J’ai rencontré Pierre Rabhi en 2000. Il était, à l’époque,
un des rares à avoir compris deux enjeux stratégiques
pour notre avenir commun : que la petite couche
d'humus qui nous nourrit est fragile et que notre
société basée sur le carbone, est vouée à s'effondrer.
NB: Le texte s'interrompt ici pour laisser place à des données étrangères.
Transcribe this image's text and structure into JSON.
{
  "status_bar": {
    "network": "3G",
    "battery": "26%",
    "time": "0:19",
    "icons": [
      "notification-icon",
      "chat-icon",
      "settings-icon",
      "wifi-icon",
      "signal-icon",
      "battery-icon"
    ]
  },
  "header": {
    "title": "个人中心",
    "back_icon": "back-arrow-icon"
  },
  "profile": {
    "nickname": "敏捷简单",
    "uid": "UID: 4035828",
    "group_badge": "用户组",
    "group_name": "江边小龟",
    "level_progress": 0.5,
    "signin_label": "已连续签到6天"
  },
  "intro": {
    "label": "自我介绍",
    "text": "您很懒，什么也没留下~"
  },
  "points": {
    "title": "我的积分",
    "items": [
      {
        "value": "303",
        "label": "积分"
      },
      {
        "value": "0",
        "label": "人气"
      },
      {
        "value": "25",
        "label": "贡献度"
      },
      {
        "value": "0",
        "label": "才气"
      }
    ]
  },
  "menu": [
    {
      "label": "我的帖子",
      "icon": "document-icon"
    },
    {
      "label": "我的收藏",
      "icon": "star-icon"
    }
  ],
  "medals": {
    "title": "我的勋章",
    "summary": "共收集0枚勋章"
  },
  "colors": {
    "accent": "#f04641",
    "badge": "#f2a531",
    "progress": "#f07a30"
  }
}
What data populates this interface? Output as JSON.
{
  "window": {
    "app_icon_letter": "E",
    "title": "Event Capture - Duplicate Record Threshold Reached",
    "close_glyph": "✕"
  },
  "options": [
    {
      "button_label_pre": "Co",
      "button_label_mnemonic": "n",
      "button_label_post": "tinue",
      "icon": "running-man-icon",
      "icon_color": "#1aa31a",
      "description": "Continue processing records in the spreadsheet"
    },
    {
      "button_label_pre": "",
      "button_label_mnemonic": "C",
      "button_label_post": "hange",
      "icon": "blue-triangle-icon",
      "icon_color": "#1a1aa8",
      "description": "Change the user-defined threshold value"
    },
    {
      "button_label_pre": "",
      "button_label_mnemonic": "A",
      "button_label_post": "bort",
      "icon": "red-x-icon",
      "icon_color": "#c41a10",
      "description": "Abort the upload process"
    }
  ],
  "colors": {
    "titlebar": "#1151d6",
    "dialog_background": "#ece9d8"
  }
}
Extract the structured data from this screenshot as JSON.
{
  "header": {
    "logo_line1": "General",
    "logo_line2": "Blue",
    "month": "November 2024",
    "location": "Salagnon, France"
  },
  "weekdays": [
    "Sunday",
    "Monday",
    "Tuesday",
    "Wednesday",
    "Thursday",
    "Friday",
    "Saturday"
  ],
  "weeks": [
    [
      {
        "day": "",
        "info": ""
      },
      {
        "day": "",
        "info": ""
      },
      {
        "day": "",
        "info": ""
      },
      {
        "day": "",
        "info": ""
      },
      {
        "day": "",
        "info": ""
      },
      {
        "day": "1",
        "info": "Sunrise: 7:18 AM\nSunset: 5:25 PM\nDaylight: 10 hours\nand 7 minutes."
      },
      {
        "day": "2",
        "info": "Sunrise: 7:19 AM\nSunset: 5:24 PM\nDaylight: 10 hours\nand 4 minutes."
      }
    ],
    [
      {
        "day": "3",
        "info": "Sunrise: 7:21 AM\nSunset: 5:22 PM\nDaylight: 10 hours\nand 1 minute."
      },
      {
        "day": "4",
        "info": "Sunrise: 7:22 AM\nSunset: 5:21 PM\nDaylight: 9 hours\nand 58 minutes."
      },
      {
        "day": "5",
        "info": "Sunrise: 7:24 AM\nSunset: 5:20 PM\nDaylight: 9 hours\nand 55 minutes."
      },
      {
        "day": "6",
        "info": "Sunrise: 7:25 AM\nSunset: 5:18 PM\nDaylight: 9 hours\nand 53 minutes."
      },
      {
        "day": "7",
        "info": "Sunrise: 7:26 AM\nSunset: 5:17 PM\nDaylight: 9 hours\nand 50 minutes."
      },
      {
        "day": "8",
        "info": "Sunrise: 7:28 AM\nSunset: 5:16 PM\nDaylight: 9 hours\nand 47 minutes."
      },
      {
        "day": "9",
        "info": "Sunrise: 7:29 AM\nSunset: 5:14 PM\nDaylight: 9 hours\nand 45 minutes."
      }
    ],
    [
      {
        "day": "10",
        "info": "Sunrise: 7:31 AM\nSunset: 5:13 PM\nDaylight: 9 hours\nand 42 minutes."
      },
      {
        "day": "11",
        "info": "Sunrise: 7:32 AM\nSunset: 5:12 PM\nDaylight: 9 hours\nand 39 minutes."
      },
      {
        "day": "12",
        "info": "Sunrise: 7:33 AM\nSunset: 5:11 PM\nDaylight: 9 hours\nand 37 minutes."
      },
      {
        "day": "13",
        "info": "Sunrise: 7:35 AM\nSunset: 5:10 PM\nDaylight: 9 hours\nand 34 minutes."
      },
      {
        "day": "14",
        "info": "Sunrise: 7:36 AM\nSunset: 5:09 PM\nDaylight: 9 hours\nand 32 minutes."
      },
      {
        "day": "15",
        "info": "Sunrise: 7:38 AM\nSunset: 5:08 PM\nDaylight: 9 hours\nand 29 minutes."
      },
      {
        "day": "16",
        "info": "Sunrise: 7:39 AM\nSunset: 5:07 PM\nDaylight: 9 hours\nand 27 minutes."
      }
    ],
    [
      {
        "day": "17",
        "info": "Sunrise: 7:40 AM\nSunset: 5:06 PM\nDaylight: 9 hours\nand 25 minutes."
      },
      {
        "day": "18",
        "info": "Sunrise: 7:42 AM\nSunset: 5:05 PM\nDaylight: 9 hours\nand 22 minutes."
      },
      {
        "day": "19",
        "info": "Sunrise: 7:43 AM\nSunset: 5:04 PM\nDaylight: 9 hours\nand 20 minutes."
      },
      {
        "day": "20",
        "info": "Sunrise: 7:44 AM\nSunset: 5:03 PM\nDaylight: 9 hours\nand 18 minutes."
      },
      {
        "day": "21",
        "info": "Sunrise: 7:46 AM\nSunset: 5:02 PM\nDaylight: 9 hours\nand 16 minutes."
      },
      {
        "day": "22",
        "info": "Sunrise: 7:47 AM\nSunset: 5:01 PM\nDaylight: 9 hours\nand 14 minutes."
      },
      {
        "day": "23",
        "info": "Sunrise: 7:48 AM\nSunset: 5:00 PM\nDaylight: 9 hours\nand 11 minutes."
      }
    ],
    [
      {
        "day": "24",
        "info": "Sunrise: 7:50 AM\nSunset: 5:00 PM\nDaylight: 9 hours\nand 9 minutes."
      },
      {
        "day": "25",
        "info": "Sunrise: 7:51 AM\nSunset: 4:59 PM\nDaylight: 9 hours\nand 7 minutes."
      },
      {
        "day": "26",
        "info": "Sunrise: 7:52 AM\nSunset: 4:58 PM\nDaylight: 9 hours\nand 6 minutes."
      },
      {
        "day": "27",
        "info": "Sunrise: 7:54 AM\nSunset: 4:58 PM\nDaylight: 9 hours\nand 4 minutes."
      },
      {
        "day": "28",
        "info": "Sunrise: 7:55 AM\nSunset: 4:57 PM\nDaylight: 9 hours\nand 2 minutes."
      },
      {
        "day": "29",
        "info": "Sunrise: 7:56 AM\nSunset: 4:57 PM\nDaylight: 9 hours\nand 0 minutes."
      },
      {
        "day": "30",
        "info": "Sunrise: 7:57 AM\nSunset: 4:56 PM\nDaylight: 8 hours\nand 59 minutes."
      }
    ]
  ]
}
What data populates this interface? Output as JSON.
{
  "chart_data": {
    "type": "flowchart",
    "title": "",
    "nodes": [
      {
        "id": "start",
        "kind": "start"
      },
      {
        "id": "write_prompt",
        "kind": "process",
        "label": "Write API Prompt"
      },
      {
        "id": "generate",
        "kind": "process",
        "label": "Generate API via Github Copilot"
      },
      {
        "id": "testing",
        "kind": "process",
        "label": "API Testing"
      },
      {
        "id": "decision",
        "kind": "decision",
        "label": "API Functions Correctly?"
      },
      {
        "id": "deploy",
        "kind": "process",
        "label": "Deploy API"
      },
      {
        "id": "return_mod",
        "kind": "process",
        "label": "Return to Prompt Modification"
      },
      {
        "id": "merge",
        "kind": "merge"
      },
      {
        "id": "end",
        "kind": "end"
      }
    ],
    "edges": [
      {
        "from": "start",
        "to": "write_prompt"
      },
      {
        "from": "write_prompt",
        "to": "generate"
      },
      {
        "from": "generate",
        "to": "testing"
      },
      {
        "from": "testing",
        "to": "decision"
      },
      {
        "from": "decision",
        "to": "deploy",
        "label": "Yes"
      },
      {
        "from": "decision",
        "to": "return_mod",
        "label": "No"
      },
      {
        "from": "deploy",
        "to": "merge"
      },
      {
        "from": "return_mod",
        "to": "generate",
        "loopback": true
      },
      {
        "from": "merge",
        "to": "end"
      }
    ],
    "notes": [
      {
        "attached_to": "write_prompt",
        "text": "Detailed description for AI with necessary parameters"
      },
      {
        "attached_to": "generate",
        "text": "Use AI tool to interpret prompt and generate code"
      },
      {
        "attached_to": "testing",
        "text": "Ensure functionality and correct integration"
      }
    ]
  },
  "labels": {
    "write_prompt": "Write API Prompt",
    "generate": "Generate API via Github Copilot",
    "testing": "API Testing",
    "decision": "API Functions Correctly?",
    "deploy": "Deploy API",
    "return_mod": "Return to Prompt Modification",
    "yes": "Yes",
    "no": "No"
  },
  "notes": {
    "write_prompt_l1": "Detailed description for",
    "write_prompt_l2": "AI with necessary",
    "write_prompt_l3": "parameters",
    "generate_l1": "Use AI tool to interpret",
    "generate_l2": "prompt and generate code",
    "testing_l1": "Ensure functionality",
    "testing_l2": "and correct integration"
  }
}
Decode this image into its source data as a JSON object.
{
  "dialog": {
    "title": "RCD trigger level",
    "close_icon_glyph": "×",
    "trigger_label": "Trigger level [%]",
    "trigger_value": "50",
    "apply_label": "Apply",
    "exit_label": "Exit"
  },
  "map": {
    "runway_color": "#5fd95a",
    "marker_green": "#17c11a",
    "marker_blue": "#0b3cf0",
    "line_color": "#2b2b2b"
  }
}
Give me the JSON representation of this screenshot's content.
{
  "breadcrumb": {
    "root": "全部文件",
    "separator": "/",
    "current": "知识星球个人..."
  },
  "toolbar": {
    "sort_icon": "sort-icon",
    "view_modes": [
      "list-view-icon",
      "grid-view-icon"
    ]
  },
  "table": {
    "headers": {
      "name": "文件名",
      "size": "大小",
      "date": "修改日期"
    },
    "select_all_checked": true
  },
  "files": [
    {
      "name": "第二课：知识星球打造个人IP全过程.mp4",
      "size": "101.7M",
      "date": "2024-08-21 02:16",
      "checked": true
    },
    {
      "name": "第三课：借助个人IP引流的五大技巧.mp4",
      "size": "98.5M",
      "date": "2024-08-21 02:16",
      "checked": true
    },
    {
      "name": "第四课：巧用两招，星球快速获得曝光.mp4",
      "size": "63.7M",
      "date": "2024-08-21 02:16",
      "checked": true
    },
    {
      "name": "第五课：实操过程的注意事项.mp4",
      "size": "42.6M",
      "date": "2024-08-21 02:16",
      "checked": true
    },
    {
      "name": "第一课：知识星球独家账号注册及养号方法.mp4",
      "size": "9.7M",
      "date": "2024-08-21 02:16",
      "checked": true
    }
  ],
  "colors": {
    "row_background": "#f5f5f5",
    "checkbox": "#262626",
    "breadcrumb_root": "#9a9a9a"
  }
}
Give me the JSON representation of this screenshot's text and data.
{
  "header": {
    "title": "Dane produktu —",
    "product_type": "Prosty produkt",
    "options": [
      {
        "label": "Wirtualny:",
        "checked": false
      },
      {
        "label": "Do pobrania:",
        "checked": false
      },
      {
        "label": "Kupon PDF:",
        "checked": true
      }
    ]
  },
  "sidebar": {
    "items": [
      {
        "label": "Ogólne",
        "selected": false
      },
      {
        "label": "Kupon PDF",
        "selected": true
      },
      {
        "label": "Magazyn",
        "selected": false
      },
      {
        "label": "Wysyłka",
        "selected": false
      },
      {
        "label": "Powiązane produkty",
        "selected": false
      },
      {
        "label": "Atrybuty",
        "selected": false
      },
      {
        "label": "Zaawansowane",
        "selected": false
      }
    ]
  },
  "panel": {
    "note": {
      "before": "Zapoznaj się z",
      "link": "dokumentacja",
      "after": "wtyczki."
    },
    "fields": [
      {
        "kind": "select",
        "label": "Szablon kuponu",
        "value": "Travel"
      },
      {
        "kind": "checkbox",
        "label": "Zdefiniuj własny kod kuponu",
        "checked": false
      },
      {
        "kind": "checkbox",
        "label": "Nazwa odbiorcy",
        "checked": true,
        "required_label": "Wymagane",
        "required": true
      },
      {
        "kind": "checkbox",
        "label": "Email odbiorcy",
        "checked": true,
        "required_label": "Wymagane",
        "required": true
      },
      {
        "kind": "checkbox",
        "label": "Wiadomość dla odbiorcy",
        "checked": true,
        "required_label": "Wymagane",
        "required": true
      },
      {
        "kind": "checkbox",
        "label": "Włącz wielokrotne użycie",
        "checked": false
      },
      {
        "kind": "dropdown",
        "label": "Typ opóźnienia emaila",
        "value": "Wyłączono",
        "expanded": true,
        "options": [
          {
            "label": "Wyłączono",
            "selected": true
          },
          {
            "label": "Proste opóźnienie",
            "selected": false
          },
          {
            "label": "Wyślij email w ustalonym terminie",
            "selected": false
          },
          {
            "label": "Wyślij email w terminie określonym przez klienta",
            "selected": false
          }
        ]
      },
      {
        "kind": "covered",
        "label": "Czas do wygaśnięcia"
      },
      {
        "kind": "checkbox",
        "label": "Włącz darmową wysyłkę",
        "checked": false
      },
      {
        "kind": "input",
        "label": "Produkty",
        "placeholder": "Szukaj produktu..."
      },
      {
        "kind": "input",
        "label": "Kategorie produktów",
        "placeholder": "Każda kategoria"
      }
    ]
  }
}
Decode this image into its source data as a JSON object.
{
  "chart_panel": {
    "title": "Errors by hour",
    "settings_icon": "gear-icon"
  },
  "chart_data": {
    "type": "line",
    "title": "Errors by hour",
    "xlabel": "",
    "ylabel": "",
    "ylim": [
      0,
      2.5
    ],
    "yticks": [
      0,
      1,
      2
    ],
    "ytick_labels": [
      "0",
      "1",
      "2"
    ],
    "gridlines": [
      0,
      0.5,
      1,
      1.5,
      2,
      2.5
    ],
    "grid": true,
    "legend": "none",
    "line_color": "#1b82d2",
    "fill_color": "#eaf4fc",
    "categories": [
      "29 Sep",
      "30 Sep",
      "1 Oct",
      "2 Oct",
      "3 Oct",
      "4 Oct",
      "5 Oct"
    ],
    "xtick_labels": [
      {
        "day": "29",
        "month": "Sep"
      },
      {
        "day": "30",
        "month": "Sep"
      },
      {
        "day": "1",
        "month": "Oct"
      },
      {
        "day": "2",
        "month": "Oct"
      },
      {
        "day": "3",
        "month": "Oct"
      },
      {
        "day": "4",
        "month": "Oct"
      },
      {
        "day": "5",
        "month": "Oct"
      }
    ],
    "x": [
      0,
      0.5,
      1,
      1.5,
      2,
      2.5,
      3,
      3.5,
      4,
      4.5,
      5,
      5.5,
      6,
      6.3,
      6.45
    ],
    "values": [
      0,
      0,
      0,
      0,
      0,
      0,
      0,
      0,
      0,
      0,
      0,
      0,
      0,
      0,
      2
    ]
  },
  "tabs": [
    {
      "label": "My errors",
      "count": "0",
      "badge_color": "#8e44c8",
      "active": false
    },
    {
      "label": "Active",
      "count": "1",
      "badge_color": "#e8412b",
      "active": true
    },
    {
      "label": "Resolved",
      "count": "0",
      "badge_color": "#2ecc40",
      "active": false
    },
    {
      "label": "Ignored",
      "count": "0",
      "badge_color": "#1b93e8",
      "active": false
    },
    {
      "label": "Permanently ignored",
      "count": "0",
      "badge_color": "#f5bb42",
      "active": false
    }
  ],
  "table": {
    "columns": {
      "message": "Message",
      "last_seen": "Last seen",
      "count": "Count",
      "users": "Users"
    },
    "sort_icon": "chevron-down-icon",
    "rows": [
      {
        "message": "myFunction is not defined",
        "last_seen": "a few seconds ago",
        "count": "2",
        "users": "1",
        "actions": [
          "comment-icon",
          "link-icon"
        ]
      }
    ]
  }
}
J’ai pu longuement l’interroger (voir les vidéos ici),
souhaitant soutenir son projet d’agro écologie au
service des plus pauvres. J'ai écrit en 2005 un texte
pour résumer les problèmes qu'il décrivait (lire "Le
petit prince Rabhi").
De 2000 à 2016, j’ai donné des cours d'éthique à
l'ENSIMAG qui forme des ingénieurs spécialistes de
finance et de mathématiques financières et à l'IAE dont
les étudiants sont appelés à être gestionnaires en
finance, ressources humaines et marketing. Avec eux,
j’ai visionné, entre autres, le film sorti en 2005 "Le
Cauchemar de Darwin". J’ai chaque année proposé à
mes étudiants de préparer des exposés sur des sujets
de leur choix. Nous avons découvert ensemble que,
quel que soit le sujet qu'ils creusaient, il semblait que
l'on arrivait à des impasses écologique et humaine :
disparition des abeilles, conflits sur l'eau, obsolescence
programmée, émeutes de la faim, changement
climatique, etc. (voir best-off des travaux des
étudiants).
En mai 2008, avec Michel Griffon, nous avons publié
"La Planète, ses crises et nous". Ce livre faisait un état
des lieux, en particulier sur les questions énergétiques
et alimentaires (lire l'introduction). Nous y avons
détaillé les changements possibles pour assurer un
monde durable pour 2050 (lire ici). J’ai pris conscience
que les crises de la finance, du climat, de la nourriture
et de l'énergie sont liées et qu’elles nous conduisent à
une récession violente et sans fin ([6]). J’ai acquis la
certitude que si nous ne gérons pas la décroissance,
elle nous sera imposée par la réalité physique avec
violence.
Dès 2009, j’ai mesuré les limites des discours
écologiques ([13] et [49]) dès qu’ils servent des intérêts
politiques partisans ou satisfont au greenwashing des
institutions. En 2015, j’ai souligné comme ils étaient
même inaudibles face à l’absence de stratégie de nos
dirigeants notamment au niveau européen pour nous
éviter les pollutions de l'énergie du charbon dont la
Chine souhaite se débarrasser ([37]).
Suivant de près les positions des experts, comme le
GIEC, sur l’évolution du climat, il m’a semblé que nous
pouvions limiter les dégâts par des actions radicales.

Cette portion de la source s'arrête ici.